To try improve recycling rates, Cardiff Council also introduced a pilot kerbside sorting recycling system to 4,000 homes in January this year. This replaced mixed recycling bags with a blue glass caddy, red and blue reusable sacks for tins, plastic, paper and card to be sorted. 

The red sack will be used for plastic and metal, and the blue sack will be used for paper and cardboard.

This is now to be rolled out premanently across the city over the next two years in an attempt to meet Welsh Government targets after Cardiff Council fell short of the target of recycling 64 per cent of its waste in 2019/20.

Welsh Government targets for 2025:

  • 26% reduction in waste
  • Zero waste to landfill
  • 50% reduction in avoidable food waste
  • 70% recycling
A blue caddy, similar to a food bin, will be used to collect glass.

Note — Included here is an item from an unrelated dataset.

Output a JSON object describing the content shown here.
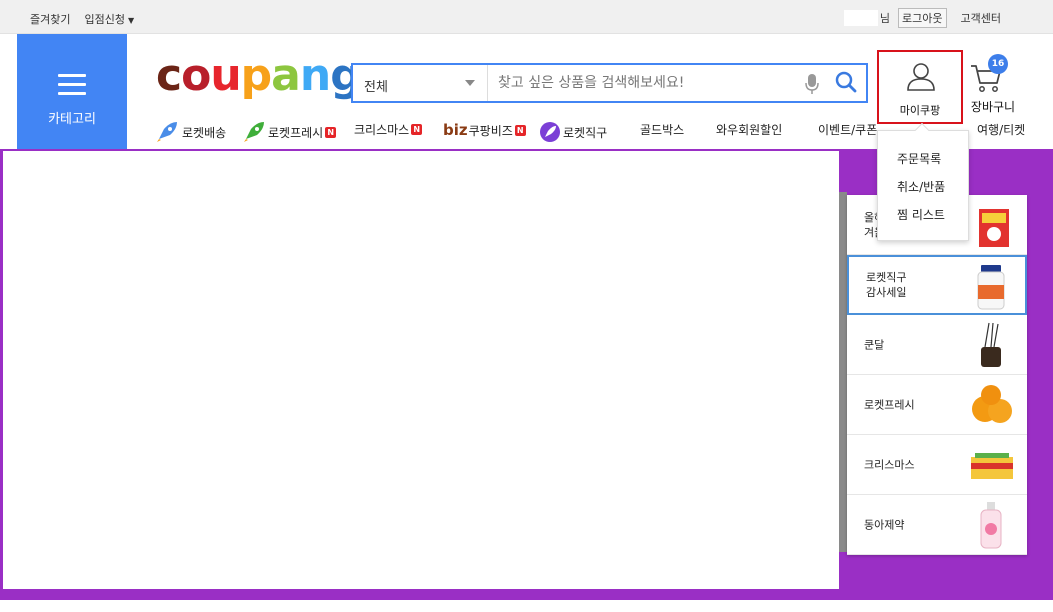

Llanedeyrn, in Pentwyn, took part in the pilot. 

According to Cardiff Council, this pilot reduced contamination rates from 30 percent to six percent.

While the recycling system does not appear in the petition Cllr Carter said it’s still a cause for concern, with residents feeling their opinions have been “completely ignored”.

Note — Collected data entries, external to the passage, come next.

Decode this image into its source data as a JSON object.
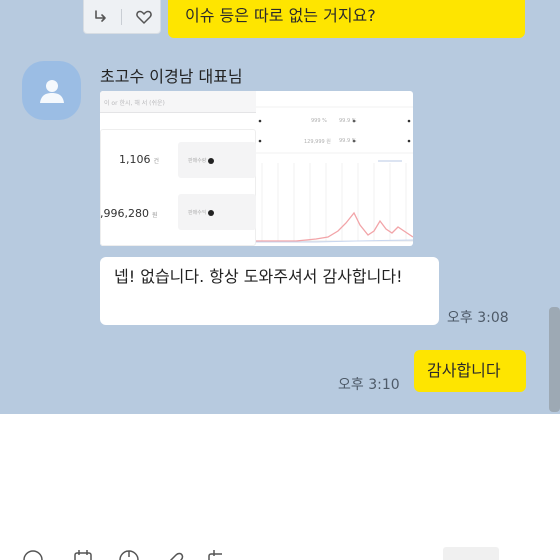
{
  "chat": {
    "top_message": "이슈 등은 따로 없는 거지요?",
    "sender_name": "초고수 이경남 대표님",
    "image": {
      "header_text": "이 or 한시, 해 서 (쉬운)",
      "stats": [
        {
          "value": "1,106",
          "unit": "건",
          "label": "판매수량"
        },
        {
          "value": ",996,280",
          "unit": "원",
          "label": "판매수익"
        }
      ],
      "right_labels": [
        "999 %",
        "99.9 %",
        "129,999 원",
        "99.9 %"
      ]
    },
    "reply_message": "넵! 없습니다. 항상 도와주셔서 감사합니다!",
    "reply_time": "오후 3:08",
    "my_message": "감사합니다",
    "my_time": "오후 3:10"
  },
  "colors": {
    "chat_bg": "#b7cadf",
    "my_bubble": "#fee500",
    "other_bubble": "#ffffff",
    "avatar_bg": "#9bbde4"
  },
  "icons": {
    "reply": "reply-arrow-icon",
    "like": "heart-icon",
    "avatar": "default-profile-icon",
    "toolbar": [
      "emoji-icon",
      "calendar-icon",
      "capture-icon",
      "attach-icon",
      "schedule-icon"
    ]
  }
}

A consultation on the pilot, published in September, revealed 54.8 per cent were either fairly or strongly dissatisfied with the system.

The consultation also revealed 67.3 per cent filled their wheelie bins every fortnight.  

“It showed it was overwhelmingly disliked by people,” Cllr Carter explained.  

“They found they had concerns about the bags getting wet, about recycling escaping, bags being blown around once emptied. They’re worried about storing them, these things need to be kept somewhere dry.

“So if you don’t have a garage or shed to put them in, you’re forced to put them in your house or flat, which is undesirable. That’s the concern, and that’s been completely ignored.” 

To enable the new kerbside sorting system the council will have to buy new waste collection vehicles, allowing workers to separate recycling while collecting rather than through a secondary sorting process. The older vehicles proved “unreliable and caused operational difficulties” during the pilot.

The council do not know how much the new vehicles will cost.

Cllr Jess Moultrie said the “council is listening to residents”, but stressed the importance of “protecting our climate”.

Cllr Moultrie added: “The council is listening to residents. However, it is so important to ensure we are protecting our climate. I am 24-years-old and I remember learning about recycling in school and I would stress about protecting our climate as best as we can.  

“The Liberal Democrats talk about bold action on climate change, which is why I am confused as to why Cllr Carter is not working to improve recycling rates and the service.” 

Cllr Carter said he is in favour of a new recycling system, but one that is better-liked by residents: “We would like the council to experiment with other forms of separated recycling such as a coloured wheelie bins and see what the results are.  

“Is public satisfaction higher with that over the sacks? We all need to be recycling more, but we worry that this approach isn’t practical and will cause more litter.”